Study Design: Thirty apparently healthy male wistar rats weighing between 160-180 g were grouped into five of six animals each (n=6) and treated for a period of fourteen days (14) after induction of hyperglycaemia using alloxan monohydrate.
Methodology: Group 1: (Normoglycaemic) Group 2: Diabetic control (DC), Group 3: Glibenclamide, 5mg/kg, Groups 4 and 5; theophylline 5 mg/kg and 10mg/kg respectively. At the end of the fourteen (14) days, rats were anaesthetized using ketamine and diazepam at 75 and 25 (mg/kg). Blood samples were taken from all treated groups for evaluation of serum MDA, SOD, GPx and CAT level.

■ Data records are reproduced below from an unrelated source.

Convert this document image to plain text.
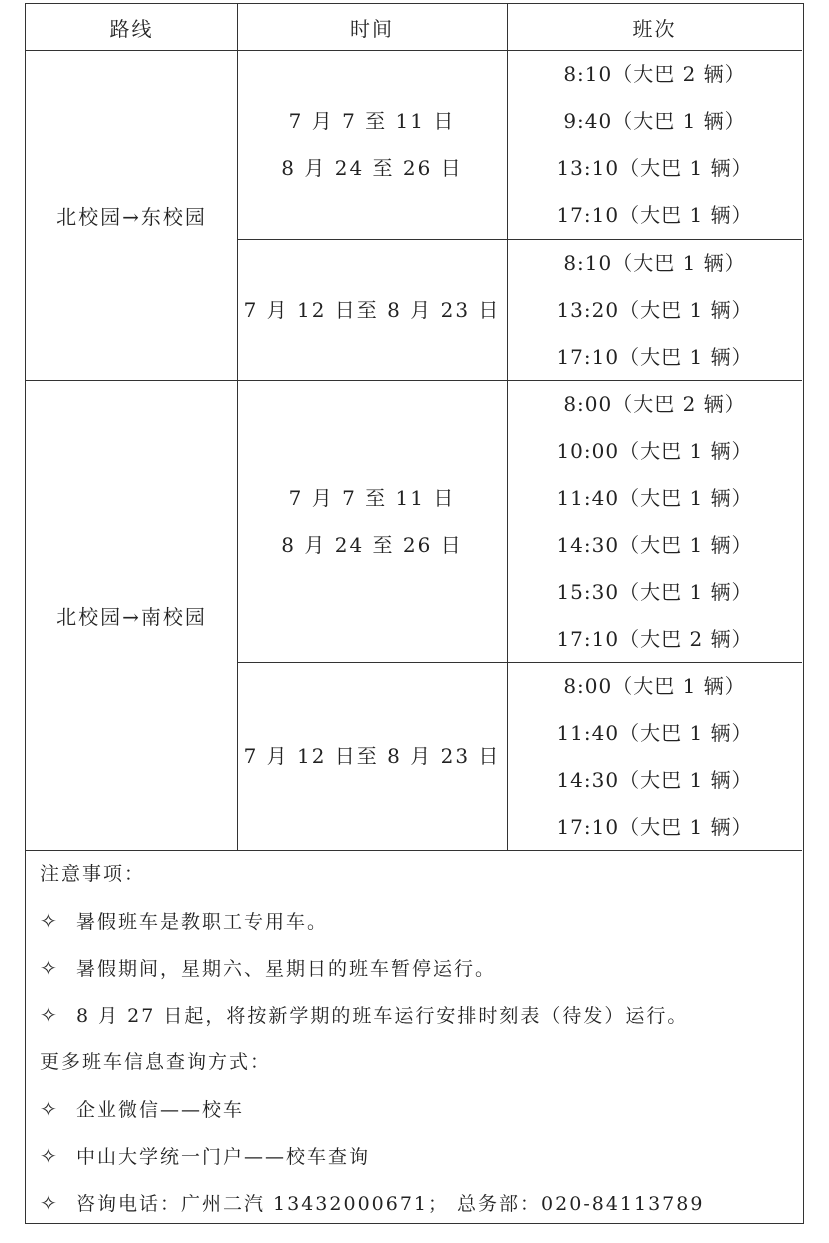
路线	时间	班次
北校园→东校园
7 月 7 至 11 日
8 月 24 至 26 日
8:10（大巴 2 辆）
9:40（大巴 1 辆）
13:10（大巴 1 辆）
17:10（大巴 1 辆）
7 月 12 日至 8 月 23 日
8:10（大巴 1 辆）
13:20（大巴 1 辆）
17:10（大巴 1 辆）
北校园→南校园
7 月 7 至 11 日
8 月 24 至 26 日
8:00（大巴 2 辆）
10:00（大巴 1 辆）
11:40（大巴 1 辆）
14:30（大巴 1 辆）
15:30（大巴 1 辆）
17:10（大巴 2 辆）
7 月 12 日至 8 月 23 日
8:00（大巴 1 辆）
11:40（大巴 1 辆）
14:30（大巴 1 辆）
17:10（大巴 1 辆）
注意事项：
✧ 暑假班车是教职工专用车。
✧ 暑假期间，星期六、星期日的班车暂停运行。
✧ 8 月 27 日起，将按新学期的班车运行安排时刻表（待发）运行。
更多班车信息查询方式：
✧ 企业微信——校车
✧ 中山大学统一门户——校车查询
✧ 咨询电话：广州二汽 13432000671； 总务部：020-84113789
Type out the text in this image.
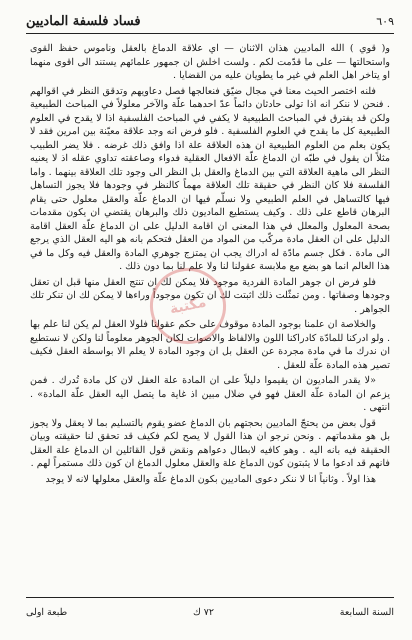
٦٠٩
فساد فلسفة الماديين

و( قوي ) الله الماديين هذان الاثنان — اي علاقة الدماغ بالعقل وناموس حفظ القوى واستحالتها — على ما قدّمت لكم . ولست اخلش ان جمهور علمائهم يستند الى اقوى منهما او يتاخر اهل العلم في غير ما يطويان عليه من القضايا .

فلنه اختصر الحيث معنا في مجال ضيّق فنعالجها فصل دعاويهم وتدقق النظر في اقوالهم . فنحن لا ننكر انه اذا تولى حادثان دائماً عدّ احدهما علّة والآخر معلولاً في المباحث الطبيعية ولكن قد يفترق في المباحث الطبيعية لا يكفي في المباحث الفلسفية اذا لا يقدح في العلوم الطبيعية كل ما يقدح في العلوم الفلسفية . فلو فرض انه وجد علاقة معيّنة بين امرين فقد لا يكون بعلم من العلوم الطبيعية ان هذه العلاقة علة اذا وافق ذلك غرضه . فلا يضر الطبيب مثلاً ان يقول في طبّه ان الدماغ علّة الافعال العقلية فدواء وصاعقته تداوي عقله اذ لا يعنيه النظر الى ماهية العلاقة التي بين الدماغ والعقل بل النظر الى وجود تلك العلاقة بينهما . واما الفلسفة فلا كان النظر في حقيقة تلك العلاقة مهماً كالنظر في وجودها فلا يجوز التساهل فيها كالتساهل في العلم الطبيعي ولا نسلّم فيها ان الدماغ علّة والعقل معلول حتى يقام البرهان قاطع على ذلك . وكيف يستطيع الماديون ذلك والبرهان يقتضي ان يكون مقدمات بصحة المعلول والمعلل في هذا المعنى ان اقامة الدليل على ان الدماغ علّة العقل اقامة الدليل على ان العقل مادة مركّب من المواد من العقل فتحكم بانه هو اليه العقل الذي يرجع الى مادة . فكل جسم مادّة له ادراك يجب ان يمتزج جوهري المادة والعقل فيه وكل ما في هذا العالم انما هو بضع مع ملابسة عقولنا لنا ولا علم لنا بما دون ذلك .

فلو فرض ان جوهر المادة الفردية موجود فلا يمكن لك ان تنتج العقل منها قبل ان تعقل وجودها وصفاتها . ومن تمثّلت ذلك اثبتت لك ان تكون موجوداً وراءها لا يمكن لك ان تنكر تلك الجواهر .

والخلاصة ان علمنا بوجود المادة موقوف على حكم عقولنا فلولا العقل لم يكن لنا علم بها . ولو ادركنا للمادّة كادراكنا اللون والالفاظ والاصوات لكان الجوهر معلوماً لنا ولكن لا نستطيع ان ندرك ما في مادة مجردة عن العقل بل ان وجود المادة لا يعلم الا بواسطة العقل فكيف تصير هذه المادة علّة للعقل .

«لا يقدر الماديون ان يقيموا دليلاً على ان المادة علة العقل لان كل مادة تُدرك . فمن يزعم ان المادة علّة العقل فهو في ضلال مبين اذ غاية ما يتصل اليه العقل علّة المادة» . انتهى .

قول بعض من يحتجّ الماديين بحجتهم بان الدماغ عضو يقوم بالتسليم بما لا يعقل ولا يجوز بل هو مقدماتهم . ونحن نرجو ان هذا القول لا يصح لكم فكيف قد تحقق لنا حقيقته وبيان الحقيقة فيه بانه اليه . وهو كافيه لابطال دعواهم ونقض قول القائلين ان الدماغ علة العقل فانهم قد ادعوا ما لا يثبتون كون الدماغ علة والعقل معلول الدماغ ان كون ذلك مستمراً لهم .

هذا اولاً . وثانياً انا لا ننكر دعوى الماديين بكون الدماغ علّة والعقل معلولها لانه لا يوجد

مكتبة
السنة السابعة
٧٢ ك
طبعة اولى
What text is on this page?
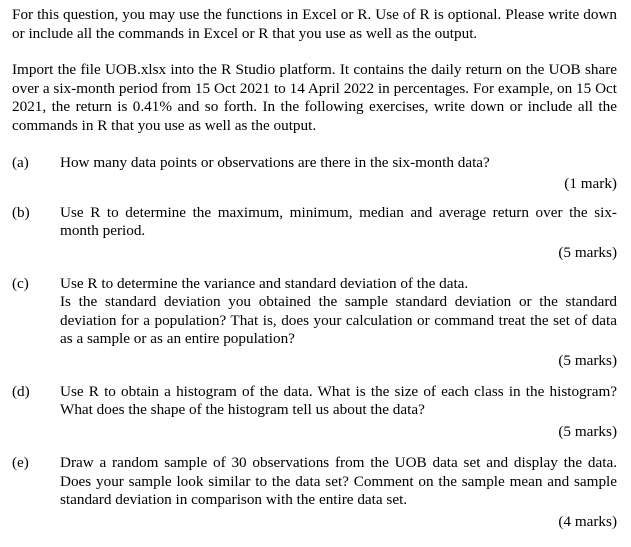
For this question, you may use the functions in Excel or R. Use of R is optional. Please write down or include all the commands in Excel or R that you use as well as the output.

Import the file UOB.xlsx into the R Studio platform. It contains the daily return on the UOB share over a six-month period from 15 Oct 2021 to 14 April 2022 in percentages. For example, on 15 Oct 2021, the return is 0.41% and so forth. In the following exercises, write down or include all the commands in R that you use as well as the output.

(a) How many data points or observations are there in the six-month data?

(1 mark)
(b) Use R to determine the maximum, minimum, median and average return over the six-month period.

(5 marks)
(c) Use R to determine the variance and standard deviation of the data.

Is the standard deviation you obtained the sample standard deviation or the standard deviation for a population? That is, does your calculation or command treat the set of data as a sample or as an entire population?

(5 marks)
(d) Use R to obtain a histogram of the data. What is the size of each class in the histogram? What does the shape of the histogram tell us about the data?

(5 marks)
(e) Draw a random sample of 30 observations from the UOB data set and display the data. Does your sample look similar to the data set? Comment on the sample mean and sample standard deviation in comparison with the entire data set.

(4 marks)
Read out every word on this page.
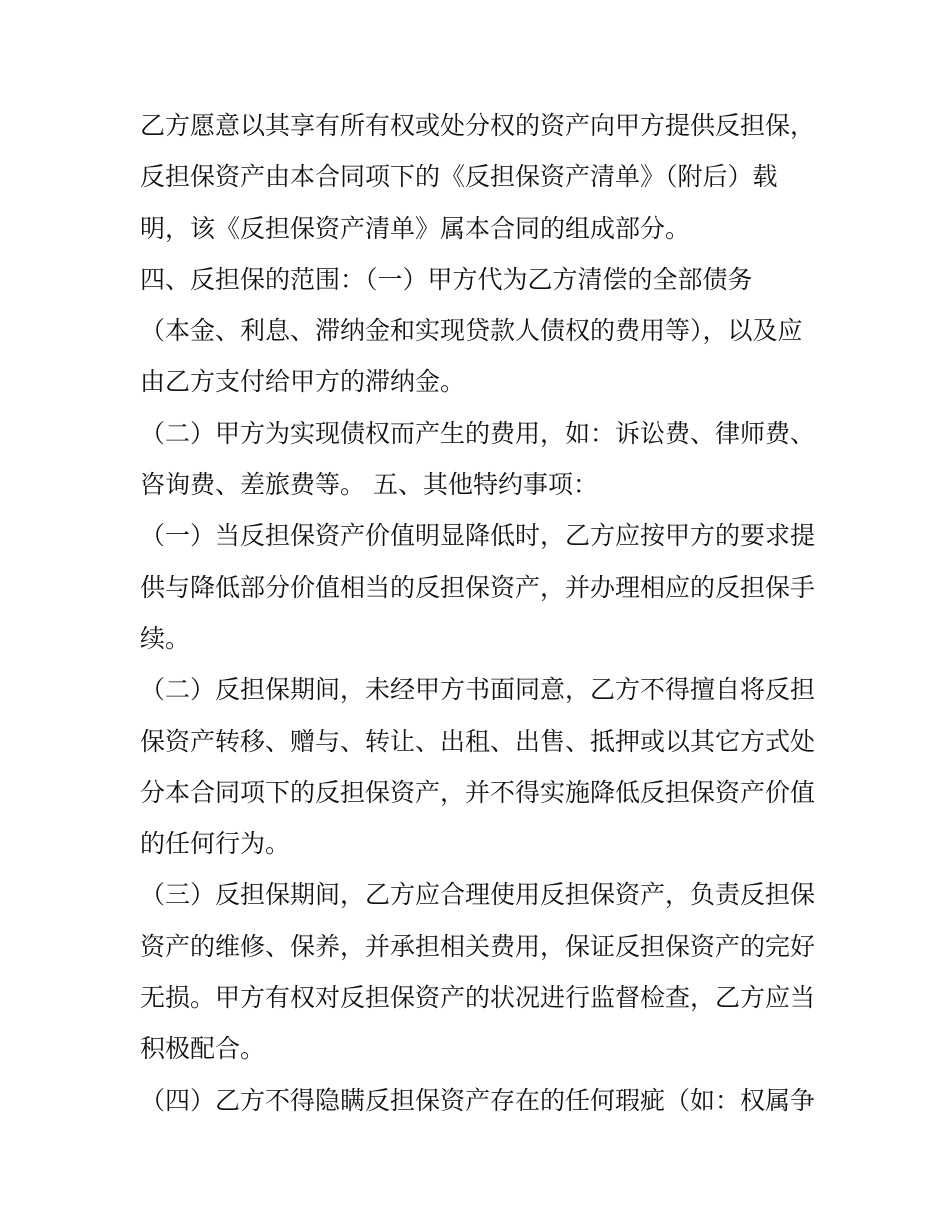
乙方愿意以其享有所有权或处分权的资产向甲方提供反担保，

反担保资产由本合同项下的《反担保资产清单》（附后）载

明，该《反担保资产清单》属本合同的组成部分。

四、反担保的范围：（一）甲方代为乙方清偿的全部债务

（本金、利息、滞纳金和实现贷款人债权的费用等），以及应

由乙方支付给甲方的滞纳金。

（二）甲方为实现债权而产生的费用，如：诉讼费、律师费、

咨询费、差旅费等。 五、其他特约事项：

（一）当反担保资产价值明显降低时，乙方应按甲方的要求提

供与降低部分价值相当的反担保资产，并办理相应的反担保手

续。

（二）反担保期间，未经甲方书面同意，乙方不得擅自将反担

保资产转移、赠与、转让、出租、出售、抵押或以其它方式处

分本合同项下的反担保资产，并不得实施降低反担保资产价值

的任何行为。

（三）反担保期间，乙方应合理使用反担保资产，负责反担保

资产的维修、保养，并承担相关费用，保证反担保资产的完好

无损。甲方有权对反担保资产的状况进行监督检查，乙方应当

积极配合。

（四）乙方不得隐瞒反担保资产存在的任何瑕疵（如：权属争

Results: The result on serum MDA concentration was significantly decreased (P< 0.05) in glibenclamide treated group compared to diabetic control; 1.14±0.03 vs 1.32±0.06. Although a decrease was observed in the theophylline treated groups, the difference was however not statistically significant compared to diabetic control. There was also a significant increase (P< 0.05) in serum SOD and CAT level in the glibenclamide and theophylline treated group (5 mg/kg) compared to DC; 2.02±0.04 and 1.92±0.24 vs 0.92±0.05 respectively for serum SOD and 53.20±0.58 and 52.80±1.07 vs 46.00±0.84 respectively for CAT. However, serum GPx increased significantly (P< 0.05) only in the theophylline treated groups compared to DC.
Conclusion: In conclusion, Theophylline and Glibenclamide decreases lipid peroxidation while increasing serum antioxidant levels in alloxan induced hyperglycaemic male Wistar rats after 14 days oral administration.